Valhalla Rising (avant-première)



Pour une présentation rapide de Nicolas Winding Refn, se référer à la note sur Bronson, son film précédent.

La soirée s'annonçait sous les meilleures auspices : avant-première à l'UGC des Halles en présence de Nicolas Winding Refn et Mads Mikkelsen. Le nouveau long-métrage d'un des cinéastes les plus iconoclastes, de retour avec l'acteur fétiche qu'il a fortement contribué à révéler avec Pusher. Une toile de fond très peu répandue au cinéma (les vikings), et une bande-annonce magistrale, loin des actioners américains.

Comme l'écrit DVDRama, "passé les premières minutes spectaculaires (explosion de crâne à mains nues, éviscération et décapitation), le reste du film n’est ni plus ni moins qu’une errance élégiaque, une lente agonie sur un drakkar avant la perte dans une nature hostile, gouvernée par une doublure invisible du monde, parcourue par une musique lointaine, nourrie de fulgurances hallucinées". Nicolas Winding Refn avait pourtant averti la salle en préambule : son film est un trip. Bronson en relevait déjà parfois, mais Valhalla Rising pousse le bouchon beaucoup loin, vraisemblablement trop loin.

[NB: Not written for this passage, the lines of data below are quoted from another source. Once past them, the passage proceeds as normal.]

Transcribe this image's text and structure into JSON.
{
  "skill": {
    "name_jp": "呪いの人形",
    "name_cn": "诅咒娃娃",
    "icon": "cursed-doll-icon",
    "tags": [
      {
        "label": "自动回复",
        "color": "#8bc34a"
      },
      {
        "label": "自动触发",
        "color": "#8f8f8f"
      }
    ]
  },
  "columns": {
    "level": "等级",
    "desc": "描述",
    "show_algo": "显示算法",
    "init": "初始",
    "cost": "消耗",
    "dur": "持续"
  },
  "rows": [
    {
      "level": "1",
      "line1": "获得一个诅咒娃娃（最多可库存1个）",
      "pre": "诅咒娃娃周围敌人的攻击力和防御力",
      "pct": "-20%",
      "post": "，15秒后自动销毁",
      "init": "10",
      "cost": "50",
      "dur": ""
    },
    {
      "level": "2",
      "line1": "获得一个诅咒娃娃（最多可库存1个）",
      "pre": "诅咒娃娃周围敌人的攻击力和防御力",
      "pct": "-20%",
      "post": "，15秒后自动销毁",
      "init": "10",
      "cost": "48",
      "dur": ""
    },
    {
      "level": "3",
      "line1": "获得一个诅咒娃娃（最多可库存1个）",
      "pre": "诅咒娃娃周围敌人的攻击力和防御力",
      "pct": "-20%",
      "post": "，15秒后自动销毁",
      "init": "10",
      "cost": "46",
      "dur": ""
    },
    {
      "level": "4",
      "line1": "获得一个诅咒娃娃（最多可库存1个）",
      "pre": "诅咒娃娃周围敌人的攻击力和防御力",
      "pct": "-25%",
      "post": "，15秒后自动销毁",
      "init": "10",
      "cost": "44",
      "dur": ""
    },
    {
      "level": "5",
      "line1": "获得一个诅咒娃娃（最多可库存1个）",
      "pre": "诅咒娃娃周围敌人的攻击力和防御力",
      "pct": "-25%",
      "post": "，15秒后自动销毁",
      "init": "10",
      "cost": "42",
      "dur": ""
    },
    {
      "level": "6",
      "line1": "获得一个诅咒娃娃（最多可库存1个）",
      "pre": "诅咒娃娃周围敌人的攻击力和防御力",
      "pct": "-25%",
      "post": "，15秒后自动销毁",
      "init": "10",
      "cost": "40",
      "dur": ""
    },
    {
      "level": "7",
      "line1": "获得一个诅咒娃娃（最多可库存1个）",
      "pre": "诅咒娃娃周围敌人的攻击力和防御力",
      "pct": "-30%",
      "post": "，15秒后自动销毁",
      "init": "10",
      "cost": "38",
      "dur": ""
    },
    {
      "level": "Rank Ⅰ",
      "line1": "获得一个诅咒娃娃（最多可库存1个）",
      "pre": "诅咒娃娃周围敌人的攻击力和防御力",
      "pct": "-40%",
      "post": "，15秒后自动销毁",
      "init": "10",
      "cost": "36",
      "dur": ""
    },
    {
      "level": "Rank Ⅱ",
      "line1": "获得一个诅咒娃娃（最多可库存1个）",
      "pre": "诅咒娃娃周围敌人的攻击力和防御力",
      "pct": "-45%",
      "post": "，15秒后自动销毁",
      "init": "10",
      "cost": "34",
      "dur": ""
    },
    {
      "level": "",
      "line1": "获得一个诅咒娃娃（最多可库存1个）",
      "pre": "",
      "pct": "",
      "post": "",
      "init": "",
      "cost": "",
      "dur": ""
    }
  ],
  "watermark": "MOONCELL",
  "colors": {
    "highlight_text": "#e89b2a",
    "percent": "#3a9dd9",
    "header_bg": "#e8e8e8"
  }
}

Car si Refn est doué, il sabote sans le vouloir le résultat de Valhalla Rising en se rapprochant trop souvent d'un trip contemplatif à la Terrence Malick, comme il a saboté en partie Bronson en se flirtant d'un peu trop près avec Orange Mécanique. Dans ma note sur Bronson, j'avais eu la prudence de relever que Refn n'était pas (encore) Kubrick ; ce n'est pas un scoop, il n'est pas (encore) non plus Malick.

Et pourtant, les paysages somptueux des Highlands (Glen Affric pour les connaisseurs), véritables personnages à part entière (comme la Nature l'est chez Malick), offrent une toile de fond totalement propice à l'intériorité et l'âpreté des scènes en générales muettes, uniquement portées par une musique originale souvent étrange. A force de couper le spectateur de tout repère et de toute réponse tout en attisant sa curiosité (déloyal !), Refn délivre une expérience à la fois oppressante et nihiliste, indéniablement très prenante au début (ambiance Thorgal cauchemardesque), mais qui prend peu à peu des allures de purgatoire - pour les personnages, mais également pour les spectateurs.

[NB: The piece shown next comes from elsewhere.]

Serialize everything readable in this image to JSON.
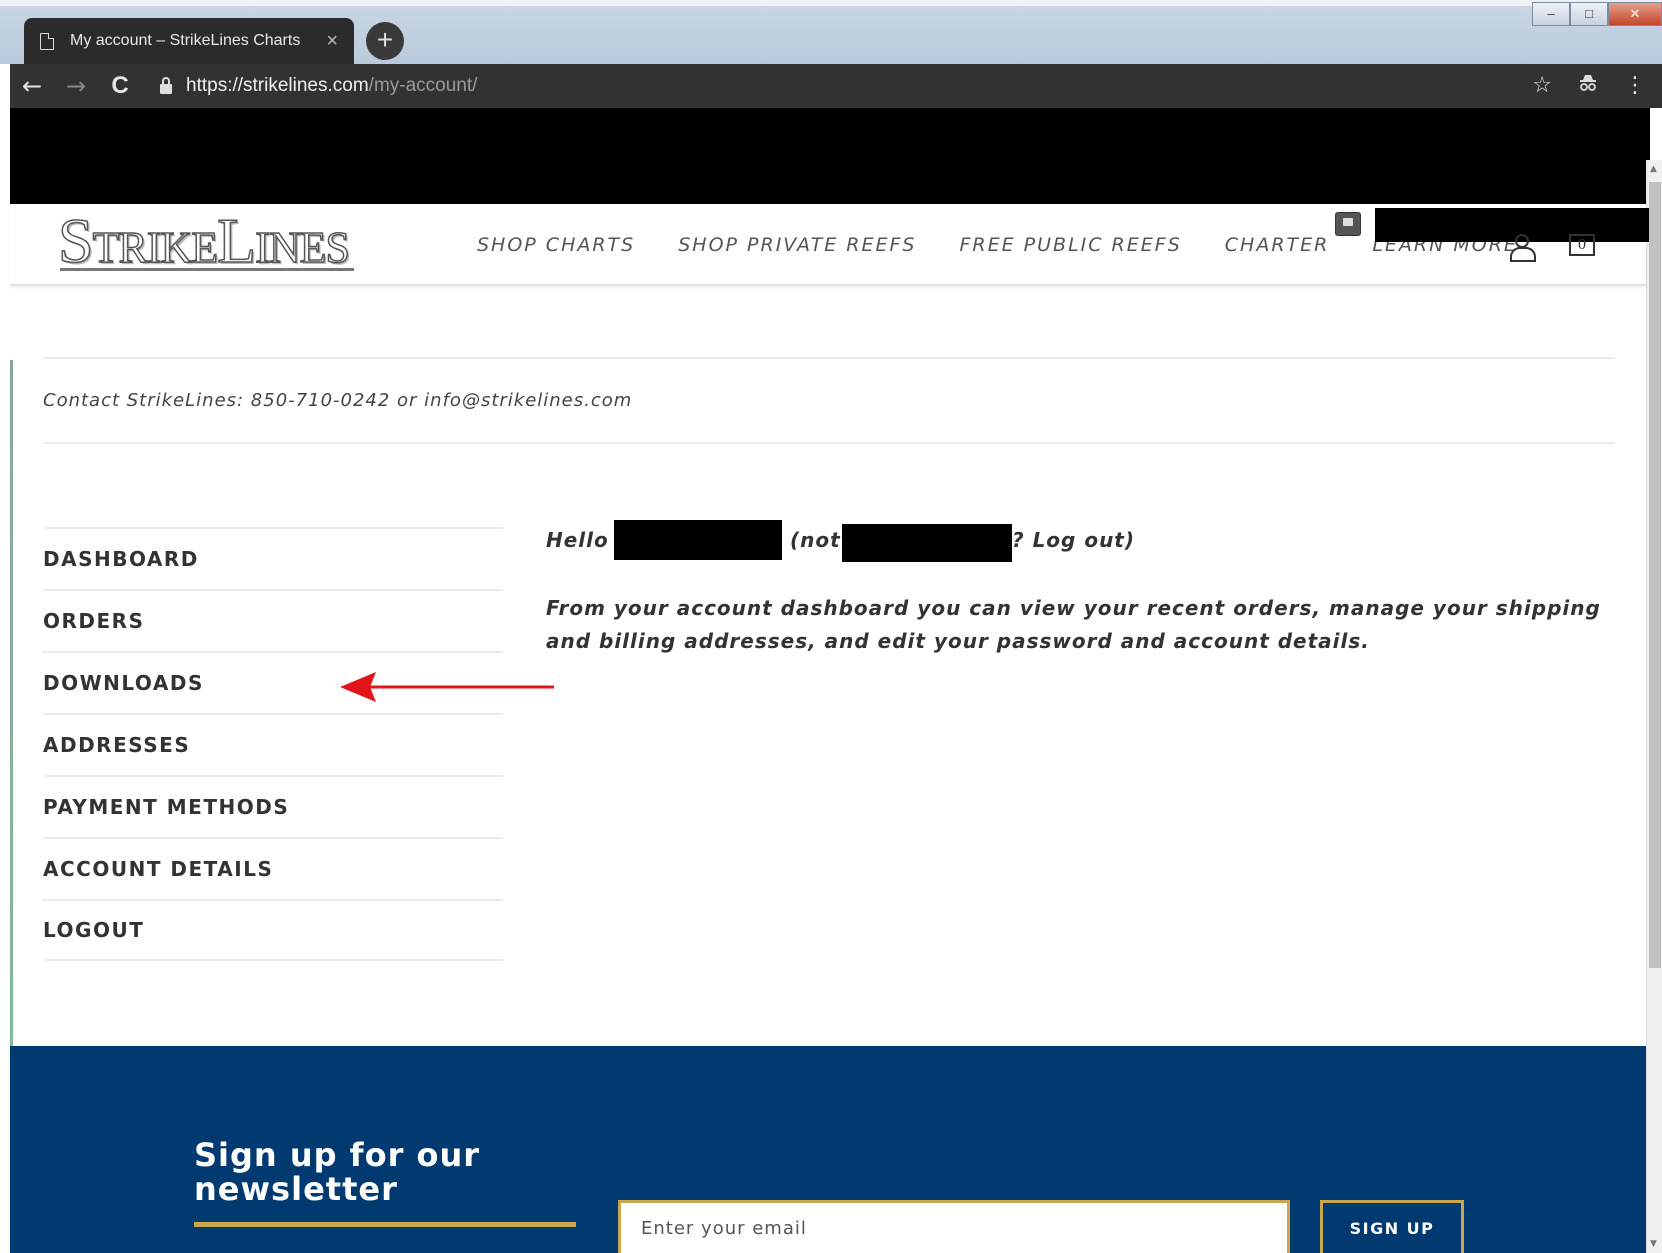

Valhalla Rising est donc extrêmement frustrant. Le film avait absolument tout pour être le grand chef-d'œuvre de Refn : une originalité extrême, un Mads Mikkelsen muet au visage mutilé (effrayant mais terriblement charismatique), des décors naturels époustouflants, un montage chapitré aux ellipses totalement maîtrisées, une maîtrise de la mise en scène toujours aussi déconcertante, etc. Et pourtant, le cinéma, à l'instar d'une recette de chef, n'est pas juste une association d'ingrédients haut de gamme. C'est nécessaire, mais pas suffisant. Ici, on ne sait pas ce que Refn a voulu vraiment dire. Il a en tout cas oublié l'essentiel de son art : véhiculer des émotions. Avec Valhalla Rising, on a seulement des bribes de sensation.

6/10

12 février 2010

Mother



Un adolescent un peu attardé se retrouve accusé d'un meurtre particulièrement horrible. Sa mère se met en tête de trouver le vrai coupable afin de lui éviter la prison.

Après deux longs-métrages plaçant la barre très haut (Memories of Murder et The Host), toute nouvelle production de Bong Joon-ho attire une très vive curiosité. Le Coréen revient avec un film hybride de très haute tenue (encore une fois), avec une trame en trompe l'œil sur fond de thriller, mais explorant cette fois une cellule familiale hyper réduite (même si la critique sociale chère à l'auteur reste présente par esquisses). Les ruptures de ton sont légion, le tragi-comique aussi, et Bong Joon-ho signe une nouvelle fois une œuvre totalement maîtrisée de bout en bout (sidérantes scènes d'intro et d'outro), fourmillant d'idées jubilatoires de mise en scène. Franchement impressionnant, et rassurant : le Coréen ne semble pas prêt de tarir d'inspiration. Vivement la suite.